For one moment last month, I thought I was going to die.
And now that you probably have a vision of me flipping a car or falling off a roof, I must admit it was nothing so dramatic. I was struggling to breathe, choking on a bite of food I’d hoped would give me the energy I needed before I dashed out again for a job interview. Nonetheless, when the Heimlich maneuver didn’t work for the second time and I feared making the problem worse, a thought came like a whisper: is this it?
And I was surprised.
In that instant, I saw my age as if on a number chart, contrasted against the years I would not live. And it did not seem real that this could be the end—there had been no warning, it was so unlike the way it was “supposed to be” (whatever that means), and I had so much yet to do!
Fortunately—and, well, rather obviously—it was not the end. But even though I write to you now from the comfort of my office, my coffee and heater nearby as I watch the snow fall, I am just as close to the end as I thought I was that day. Actually closer, in fact.

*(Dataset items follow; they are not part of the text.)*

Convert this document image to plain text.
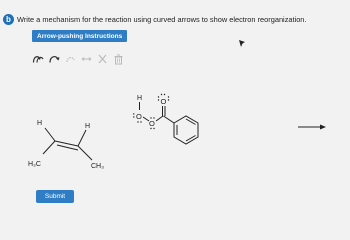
b Write a mechanism for the reaction using curved arrows to show electron reorganization.
Arrow-pushing Instructions
H	H
H₃C	CH₃
H
O
O
O
Submit
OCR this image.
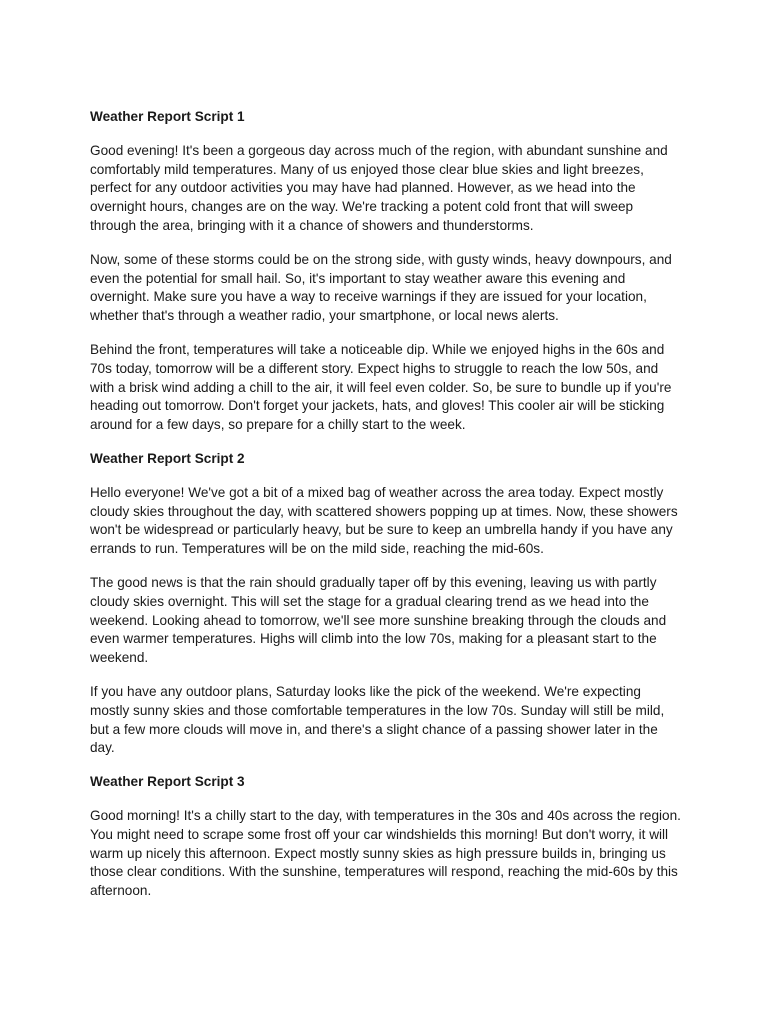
Weather Report Script 1
Good evening! It's been a gorgeous day across much of the region, with abundant sunshine and comfortably mild temperatures. Many of us enjoyed those clear blue skies and light breezes, perfect for any outdoor activities you may have had planned. However, as we head into the overnight hours, changes are on the way. We're tracking a potent cold front that will sweep through the area, bringing with it a chance of showers and thunderstorms.
Now, some of these storms could be on the strong side, with gusty winds, heavy downpours, and even the potential for small hail. So, it's important to stay weather aware this evening and overnight. Make sure you have a way to receive warnings if they are issued for your location, whether that's through a weather radio, your smartphone, or local news alerts.
Behind the front, temperatures will take a noticeable dip. While we enjoyed highs in the 60s and 70s today, tomorrow will be a different story. Expect highs to struggle to reach the low 50s, and with a brisk wind adding a chill to the air, it will feel even colder. So, be sure to bundle up if you're heading out tomorrow. Don't forget your jackets, hats, and gloves! This cooler air will be sticking around for a few days, so prepare for a chilly start to the week.
Weather Report Script 2
Hello everyone! We've got a bit of a mixed bag of weather across the area today. Expect mostly cloudy skies throughout the day, with scattered showers popping up at times. Now, these showers won't be widespread or particularly heavy, but be sure to keep an umbrella handy if you have any errands to run. Temperatures will be on the mild side, reaching the mid-60s.
The good news is that the rain should gradually taper off by this evening, leaving us with partly cloudy skies overnight. This will set the stage for a gradual clearing trend as we head into the weekend. Looking ahead to tomorrow, we'll see more sunshine breaking through the clouds and even warmer temperatures. Highs will climb into the low 70s, making for a pleasant start to the weekend.
If you have any outdoor plans, Saturday looks like the pick of the weekend. We're expecting mostly sunny skies and those comfortable temperatures in the low 70s. Sunday will still be mild, but a few more clouds will move in, and there's a slight chance of a passing shower later in the day.
Weather Report Script 3
Good morning! It's a chilly start to the day, with temperatures in the 30s and 40s across the region. You might need to scrape some frost off your car windshields this morning! But don't worry, it will warm up nicely this afternoon. Expect mostly sunny skies as high pressure builds in, bringing us those clear conditions. With the sunshine, temperatures will respond, reaching the mid-60s by this afternoon.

(Nice happy thought for the first blog post of the year, right?)
Okay, I want to be real. I think about life and the next life a lot. I often long for my eternal home. And because my soul is secure in Christ’s hands, I do not fear death. But I now see I do fear dying.

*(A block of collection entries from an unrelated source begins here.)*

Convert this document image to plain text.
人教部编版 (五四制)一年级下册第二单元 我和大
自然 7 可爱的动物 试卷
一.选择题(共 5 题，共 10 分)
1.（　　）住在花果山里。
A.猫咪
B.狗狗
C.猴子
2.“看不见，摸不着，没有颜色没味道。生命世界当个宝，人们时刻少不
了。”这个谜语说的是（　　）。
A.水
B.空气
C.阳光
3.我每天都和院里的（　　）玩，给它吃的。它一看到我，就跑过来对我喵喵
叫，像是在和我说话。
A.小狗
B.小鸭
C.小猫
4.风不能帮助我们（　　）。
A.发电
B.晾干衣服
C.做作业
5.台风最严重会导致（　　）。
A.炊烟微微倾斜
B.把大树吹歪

Specifically, I fear dying and having nothing to show for my life. Dying and having people not know how much they mean to me. But perhaps most of all, I fear dying and having never truly lived.
“Lord, make me to know my end and what is the extent of my days; let me know how transient I am” (Psalm 39:4 NASB).
Thanks to my little mishap and a recent message from my pastor, I see I’ve looked at life from the wrong end. My formula for getting through life looks like a line moving in a doodle from Point A to B, with the only intention being that it doesn’t reach B before the ink starts to run out.
What if the only way to live is with the end in mind? A straight line that runs right past Point B and into infinity. Because infinity is the end.
No matter how sudden or unwelcome it is when it comes, death is not the end for anyone. It’s a doorway to eternity. For me, as a believer, heaven is the end—the end destination, that is.
You can likely imagine how it felt to draw a full breath again. (And how the interview seemed a mite less daunting!) Though I was more than glad at the prospect of another tomorrow, perhaps that’s not all I should look toward anymore. If I want this life to count, I believe it’s time I prepare for eternity and not expect tomorrow.
Lord, help me to lift my eyes from the here and now, the constant striving after the wind. Help me to remember that this isn’t a race to find satisfaction and happiness before this life is over. Guide me everyday to live a fulfilled life in You.